68th day of Katib, year 146, Era of Ke'larri

“Such a cold reception for a trusted comrade,” Ilophon hissed, glancing around the chamber to the soldiers posted, “And when I have brought you such good news.”

He stood before the grand stairs to the throne, wringing his hands nervously. His eyes sat sunken in his gaunt cheeks, skin the faintest yellow under the long, matted hair slicked to the sides of his face. The quality of his robes and various adornments held the air of one who had known wealth and nobility, but the fraying fabric around his ankles, the oily stains across his cloak, and the faint hint of bruises and scabs around his wrists suggested this time had long passed.

He squinted to make out the King where he sat, a silhouette in the dark. The silence pressed around them. Minutes seemed to pass before one of the soldiers shuffled uncomfortably. At the sound of it, Ilophons eyes temporarily shot away from the throne.

“Eris, shaya, my ward. Come forth,” beckoned the King. Ilophon was startled as his voice boomed through the chamber.

Eris emerged silently from the shadows behind the throne. The silver blades at her waist glistened in the fiery glow of the braziers and she was clad in black leathers, a cloak the color of dark night rippling around her. Black hair, like coal, fell around her striking, fire-bathed face. She slowly descended the stairs towards Ilophon, stopping just close enough that he could see her piercing eyes, and what appeared to be sharp fangs, glinting in the dark.

“I-I... have been nothing but loyal,” Ilophon faltered at the sight of her, looking pleadingly towards the black mass. Eris couldn’t contain herself, smirking at his unease.

“And we are grateful, Senator,” she drawled icily. Her fingers absentmindedly swirled around a small talisman attached to her belt. Seemingly lost in thought, her face quickly darkened.

“We are grateful that you’ve led so many Hnegeerans to their deaths courtesy of your empty promises. Yet… you have served Althaes so well, you could forgive me forgetting you were in our service,” she said through gritted fangs.

“Temper yourself, shaya,” the king hissed again.

Eris paused for a moment and all expression disappeared from her face.

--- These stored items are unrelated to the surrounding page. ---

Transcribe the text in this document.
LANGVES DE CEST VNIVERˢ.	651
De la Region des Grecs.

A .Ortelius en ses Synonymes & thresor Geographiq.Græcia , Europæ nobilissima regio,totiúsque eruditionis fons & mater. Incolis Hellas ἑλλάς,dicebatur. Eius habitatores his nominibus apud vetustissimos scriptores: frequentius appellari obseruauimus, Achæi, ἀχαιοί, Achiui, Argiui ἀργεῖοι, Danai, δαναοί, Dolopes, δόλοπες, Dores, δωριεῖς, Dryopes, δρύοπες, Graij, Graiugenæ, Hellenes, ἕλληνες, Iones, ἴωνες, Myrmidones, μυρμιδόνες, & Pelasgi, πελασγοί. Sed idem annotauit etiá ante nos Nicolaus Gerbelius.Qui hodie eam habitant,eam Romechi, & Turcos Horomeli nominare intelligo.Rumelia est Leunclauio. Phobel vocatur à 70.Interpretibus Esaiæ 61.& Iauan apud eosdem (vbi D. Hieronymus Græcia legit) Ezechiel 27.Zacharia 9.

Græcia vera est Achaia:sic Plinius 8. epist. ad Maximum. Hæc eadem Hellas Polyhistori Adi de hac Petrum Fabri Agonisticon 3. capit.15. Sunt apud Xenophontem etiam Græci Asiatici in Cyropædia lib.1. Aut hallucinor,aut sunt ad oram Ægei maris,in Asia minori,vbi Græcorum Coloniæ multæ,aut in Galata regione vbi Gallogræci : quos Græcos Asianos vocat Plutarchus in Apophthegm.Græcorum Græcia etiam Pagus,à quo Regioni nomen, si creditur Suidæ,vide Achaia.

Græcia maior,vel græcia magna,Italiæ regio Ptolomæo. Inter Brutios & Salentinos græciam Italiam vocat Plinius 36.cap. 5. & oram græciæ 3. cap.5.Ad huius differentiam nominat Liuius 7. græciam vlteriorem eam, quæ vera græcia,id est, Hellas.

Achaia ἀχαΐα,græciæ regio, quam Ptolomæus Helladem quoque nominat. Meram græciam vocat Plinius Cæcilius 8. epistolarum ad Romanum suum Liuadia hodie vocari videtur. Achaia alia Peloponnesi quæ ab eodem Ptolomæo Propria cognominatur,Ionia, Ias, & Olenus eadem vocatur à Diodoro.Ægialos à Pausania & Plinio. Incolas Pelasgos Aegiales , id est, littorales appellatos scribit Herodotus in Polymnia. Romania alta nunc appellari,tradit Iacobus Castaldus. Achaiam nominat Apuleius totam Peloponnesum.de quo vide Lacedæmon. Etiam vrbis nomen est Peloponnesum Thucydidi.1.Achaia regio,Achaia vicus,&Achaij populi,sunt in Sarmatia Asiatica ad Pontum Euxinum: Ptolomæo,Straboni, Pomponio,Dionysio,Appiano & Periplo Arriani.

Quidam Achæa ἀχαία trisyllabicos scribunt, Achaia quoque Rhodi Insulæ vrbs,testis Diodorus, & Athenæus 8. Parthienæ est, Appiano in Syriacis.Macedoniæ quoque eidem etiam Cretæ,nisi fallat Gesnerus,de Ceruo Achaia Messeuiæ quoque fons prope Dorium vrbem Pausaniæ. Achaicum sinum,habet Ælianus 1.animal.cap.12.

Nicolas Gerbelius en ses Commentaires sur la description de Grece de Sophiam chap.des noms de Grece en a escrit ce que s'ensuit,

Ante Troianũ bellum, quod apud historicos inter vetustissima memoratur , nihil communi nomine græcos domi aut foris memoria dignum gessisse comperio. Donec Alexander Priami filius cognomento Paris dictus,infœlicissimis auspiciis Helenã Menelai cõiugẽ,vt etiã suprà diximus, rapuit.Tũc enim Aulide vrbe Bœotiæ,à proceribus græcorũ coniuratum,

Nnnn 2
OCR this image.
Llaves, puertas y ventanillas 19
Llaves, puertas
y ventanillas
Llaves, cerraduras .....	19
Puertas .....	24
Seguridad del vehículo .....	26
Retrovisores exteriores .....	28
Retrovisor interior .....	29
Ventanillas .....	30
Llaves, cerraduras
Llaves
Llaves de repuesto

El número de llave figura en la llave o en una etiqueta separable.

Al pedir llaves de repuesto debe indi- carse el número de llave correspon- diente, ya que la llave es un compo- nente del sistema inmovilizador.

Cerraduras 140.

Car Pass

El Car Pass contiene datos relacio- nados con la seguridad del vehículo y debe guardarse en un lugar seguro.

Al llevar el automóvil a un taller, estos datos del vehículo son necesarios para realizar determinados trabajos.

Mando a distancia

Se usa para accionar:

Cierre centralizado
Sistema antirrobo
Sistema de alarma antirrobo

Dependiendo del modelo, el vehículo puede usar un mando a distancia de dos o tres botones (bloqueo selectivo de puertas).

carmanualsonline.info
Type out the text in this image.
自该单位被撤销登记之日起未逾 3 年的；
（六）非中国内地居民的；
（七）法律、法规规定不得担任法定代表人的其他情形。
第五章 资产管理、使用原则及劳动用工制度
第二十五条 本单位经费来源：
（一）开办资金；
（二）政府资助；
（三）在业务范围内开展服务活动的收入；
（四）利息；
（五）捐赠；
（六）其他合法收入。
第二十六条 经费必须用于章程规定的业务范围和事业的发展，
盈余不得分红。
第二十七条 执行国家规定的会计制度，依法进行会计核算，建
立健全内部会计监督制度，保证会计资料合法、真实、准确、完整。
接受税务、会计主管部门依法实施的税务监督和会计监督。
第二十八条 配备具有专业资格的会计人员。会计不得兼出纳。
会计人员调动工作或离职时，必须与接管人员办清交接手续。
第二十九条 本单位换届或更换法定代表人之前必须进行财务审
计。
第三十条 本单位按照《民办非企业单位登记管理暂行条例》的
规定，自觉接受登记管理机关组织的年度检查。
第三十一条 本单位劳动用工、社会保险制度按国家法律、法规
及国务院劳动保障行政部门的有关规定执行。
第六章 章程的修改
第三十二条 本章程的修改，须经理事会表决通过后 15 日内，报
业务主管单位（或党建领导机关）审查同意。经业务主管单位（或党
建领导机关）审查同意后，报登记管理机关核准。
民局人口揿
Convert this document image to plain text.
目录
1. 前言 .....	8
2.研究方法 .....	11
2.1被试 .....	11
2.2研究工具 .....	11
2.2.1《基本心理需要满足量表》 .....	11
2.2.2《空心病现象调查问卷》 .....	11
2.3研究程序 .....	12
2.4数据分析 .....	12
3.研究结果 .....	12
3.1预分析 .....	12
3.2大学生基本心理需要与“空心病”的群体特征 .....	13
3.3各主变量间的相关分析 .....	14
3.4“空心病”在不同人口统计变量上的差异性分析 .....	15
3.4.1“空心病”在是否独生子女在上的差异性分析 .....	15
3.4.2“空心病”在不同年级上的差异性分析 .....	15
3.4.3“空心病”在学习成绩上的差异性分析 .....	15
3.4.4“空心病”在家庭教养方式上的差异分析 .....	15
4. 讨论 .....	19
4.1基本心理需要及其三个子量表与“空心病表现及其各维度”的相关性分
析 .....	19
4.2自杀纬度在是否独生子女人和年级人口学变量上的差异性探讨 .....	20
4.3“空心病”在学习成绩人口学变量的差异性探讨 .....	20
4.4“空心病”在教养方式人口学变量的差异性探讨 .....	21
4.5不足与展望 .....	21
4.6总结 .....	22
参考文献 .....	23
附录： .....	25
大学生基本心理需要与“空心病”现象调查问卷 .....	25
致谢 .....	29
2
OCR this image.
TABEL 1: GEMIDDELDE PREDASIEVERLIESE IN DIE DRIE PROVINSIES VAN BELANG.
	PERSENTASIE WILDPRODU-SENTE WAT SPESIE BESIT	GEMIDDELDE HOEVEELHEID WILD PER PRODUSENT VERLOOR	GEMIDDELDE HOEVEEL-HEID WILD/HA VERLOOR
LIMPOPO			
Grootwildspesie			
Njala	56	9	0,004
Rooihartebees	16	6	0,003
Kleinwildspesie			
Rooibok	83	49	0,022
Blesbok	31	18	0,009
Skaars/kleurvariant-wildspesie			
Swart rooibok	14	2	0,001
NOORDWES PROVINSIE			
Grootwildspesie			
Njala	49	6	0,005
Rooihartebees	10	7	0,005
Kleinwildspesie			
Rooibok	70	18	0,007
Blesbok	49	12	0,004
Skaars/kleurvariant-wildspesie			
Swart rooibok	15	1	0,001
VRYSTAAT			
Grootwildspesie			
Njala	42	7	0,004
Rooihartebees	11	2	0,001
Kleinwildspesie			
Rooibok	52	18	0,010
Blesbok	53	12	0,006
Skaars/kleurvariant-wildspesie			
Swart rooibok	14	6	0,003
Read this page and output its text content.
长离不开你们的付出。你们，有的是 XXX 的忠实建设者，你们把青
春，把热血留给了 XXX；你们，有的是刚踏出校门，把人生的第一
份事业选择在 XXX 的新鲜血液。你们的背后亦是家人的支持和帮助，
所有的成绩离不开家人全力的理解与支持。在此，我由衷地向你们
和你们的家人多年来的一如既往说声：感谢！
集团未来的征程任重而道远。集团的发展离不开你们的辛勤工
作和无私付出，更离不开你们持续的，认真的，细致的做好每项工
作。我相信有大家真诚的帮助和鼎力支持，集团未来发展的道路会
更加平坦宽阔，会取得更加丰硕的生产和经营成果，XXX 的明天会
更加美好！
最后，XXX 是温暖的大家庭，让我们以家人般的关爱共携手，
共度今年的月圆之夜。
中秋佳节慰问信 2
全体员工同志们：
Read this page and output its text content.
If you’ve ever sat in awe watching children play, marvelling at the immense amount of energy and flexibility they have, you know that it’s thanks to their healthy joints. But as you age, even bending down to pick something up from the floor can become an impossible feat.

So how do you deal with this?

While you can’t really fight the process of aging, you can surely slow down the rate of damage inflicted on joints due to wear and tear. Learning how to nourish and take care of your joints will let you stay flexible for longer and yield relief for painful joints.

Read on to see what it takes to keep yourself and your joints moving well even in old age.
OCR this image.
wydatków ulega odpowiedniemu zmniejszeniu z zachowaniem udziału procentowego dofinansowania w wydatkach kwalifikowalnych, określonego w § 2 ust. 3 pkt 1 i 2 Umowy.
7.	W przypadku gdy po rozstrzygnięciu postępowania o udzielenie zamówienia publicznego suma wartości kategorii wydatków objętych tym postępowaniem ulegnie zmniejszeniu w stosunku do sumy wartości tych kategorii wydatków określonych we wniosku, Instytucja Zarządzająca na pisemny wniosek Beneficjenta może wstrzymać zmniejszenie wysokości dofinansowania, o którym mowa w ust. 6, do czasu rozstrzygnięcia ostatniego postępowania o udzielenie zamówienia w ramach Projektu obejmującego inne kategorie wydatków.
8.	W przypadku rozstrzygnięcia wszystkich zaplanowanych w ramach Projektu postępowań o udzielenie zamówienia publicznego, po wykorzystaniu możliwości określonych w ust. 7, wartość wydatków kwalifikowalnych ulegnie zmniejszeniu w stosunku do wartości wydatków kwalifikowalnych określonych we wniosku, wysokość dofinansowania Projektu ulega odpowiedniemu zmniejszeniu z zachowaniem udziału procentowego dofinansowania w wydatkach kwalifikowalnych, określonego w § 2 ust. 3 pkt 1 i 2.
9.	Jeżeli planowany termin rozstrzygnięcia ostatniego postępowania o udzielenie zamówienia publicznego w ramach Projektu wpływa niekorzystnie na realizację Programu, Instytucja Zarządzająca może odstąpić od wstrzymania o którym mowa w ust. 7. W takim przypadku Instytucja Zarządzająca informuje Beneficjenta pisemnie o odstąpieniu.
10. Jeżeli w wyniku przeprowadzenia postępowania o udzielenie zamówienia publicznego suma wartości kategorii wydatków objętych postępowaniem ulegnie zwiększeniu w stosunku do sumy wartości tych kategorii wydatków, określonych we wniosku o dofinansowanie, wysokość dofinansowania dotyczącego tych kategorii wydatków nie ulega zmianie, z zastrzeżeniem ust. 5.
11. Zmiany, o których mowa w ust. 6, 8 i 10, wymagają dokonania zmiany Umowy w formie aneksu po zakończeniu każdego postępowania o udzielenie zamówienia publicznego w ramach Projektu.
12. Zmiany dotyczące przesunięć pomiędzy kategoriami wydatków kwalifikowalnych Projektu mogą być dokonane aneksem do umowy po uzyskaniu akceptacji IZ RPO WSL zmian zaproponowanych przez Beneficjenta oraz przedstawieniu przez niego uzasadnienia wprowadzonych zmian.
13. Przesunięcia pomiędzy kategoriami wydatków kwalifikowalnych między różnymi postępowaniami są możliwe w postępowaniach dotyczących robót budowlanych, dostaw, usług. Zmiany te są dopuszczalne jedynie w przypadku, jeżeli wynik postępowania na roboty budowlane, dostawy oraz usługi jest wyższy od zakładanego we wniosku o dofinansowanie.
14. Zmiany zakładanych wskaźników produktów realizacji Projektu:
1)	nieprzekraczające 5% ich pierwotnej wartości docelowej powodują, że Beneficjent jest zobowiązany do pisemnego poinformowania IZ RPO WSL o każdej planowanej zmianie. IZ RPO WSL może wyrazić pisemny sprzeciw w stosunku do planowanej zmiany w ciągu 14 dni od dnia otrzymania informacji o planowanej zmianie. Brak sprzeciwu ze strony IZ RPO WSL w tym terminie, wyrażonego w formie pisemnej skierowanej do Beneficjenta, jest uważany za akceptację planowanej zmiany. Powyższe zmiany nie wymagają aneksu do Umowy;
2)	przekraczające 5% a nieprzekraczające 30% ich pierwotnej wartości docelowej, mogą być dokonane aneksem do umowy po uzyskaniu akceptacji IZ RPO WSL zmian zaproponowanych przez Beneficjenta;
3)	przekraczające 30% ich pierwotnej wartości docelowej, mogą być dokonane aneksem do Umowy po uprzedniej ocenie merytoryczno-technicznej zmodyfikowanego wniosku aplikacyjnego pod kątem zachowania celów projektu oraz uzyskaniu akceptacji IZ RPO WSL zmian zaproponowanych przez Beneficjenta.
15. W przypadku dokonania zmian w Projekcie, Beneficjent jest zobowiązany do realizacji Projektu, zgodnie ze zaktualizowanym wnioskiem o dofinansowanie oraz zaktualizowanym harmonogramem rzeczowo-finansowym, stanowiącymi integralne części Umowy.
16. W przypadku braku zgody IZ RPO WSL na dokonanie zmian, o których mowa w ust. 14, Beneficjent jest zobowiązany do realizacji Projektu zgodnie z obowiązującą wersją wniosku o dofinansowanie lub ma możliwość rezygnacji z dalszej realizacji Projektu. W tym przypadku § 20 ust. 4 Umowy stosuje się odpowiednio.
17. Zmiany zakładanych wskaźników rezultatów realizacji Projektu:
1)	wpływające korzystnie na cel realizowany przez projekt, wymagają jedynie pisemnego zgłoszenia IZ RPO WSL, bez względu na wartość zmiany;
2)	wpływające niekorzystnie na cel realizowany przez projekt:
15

“Where is it?” she began again, her voice flat and cold.

Ilophon’s hands began to tremble terribly and he shrank under the glare of her pale, white eyes.

“You speak of loyalty, yet several of my sisters lie in their graves. You either know where the idol is or you, too, shall lie in your grave tonight.”

“Y-yes. The idol. W-We spoke to the scholar adepts in Althaes and were able to consult the writings of an old Priestess of Hasha. All the ancient texts place it in Uzuldurr,” He stammered. Eris remained silent.

“That’s all the information you have?” the King's voice echoed in the dark.

“Yes, my lord, but I believe it is most valuable!” Ilophon went on, wringing his hands.

“It is. Thank you for your service,” the voice said, deepening into a growl.

Eris crossed the space between herself and Ilophon and in a flash he doubled over, clutching at a puncture in his neck. When her blade came to his throat a second time, she plunged it through his hand to find her mark. Clenching a tuft of his hair in her fist, she pulled his head back until hot, red blood rushed through his grasping hands. His eyes locked onto hers and she watched him choke for air until he was gone, body crumbled to the floor. Her breath was ragged, heart pounding in her chest as she looked towards the still-warm body. Whatever she felt passed from her as soon as she released him. The voice rumbled around her once again.

“Go to the Althaen camp. Execute the rest,” it snarled.

She lifted her boots from the pool of garnet blood and bowed before making her exit.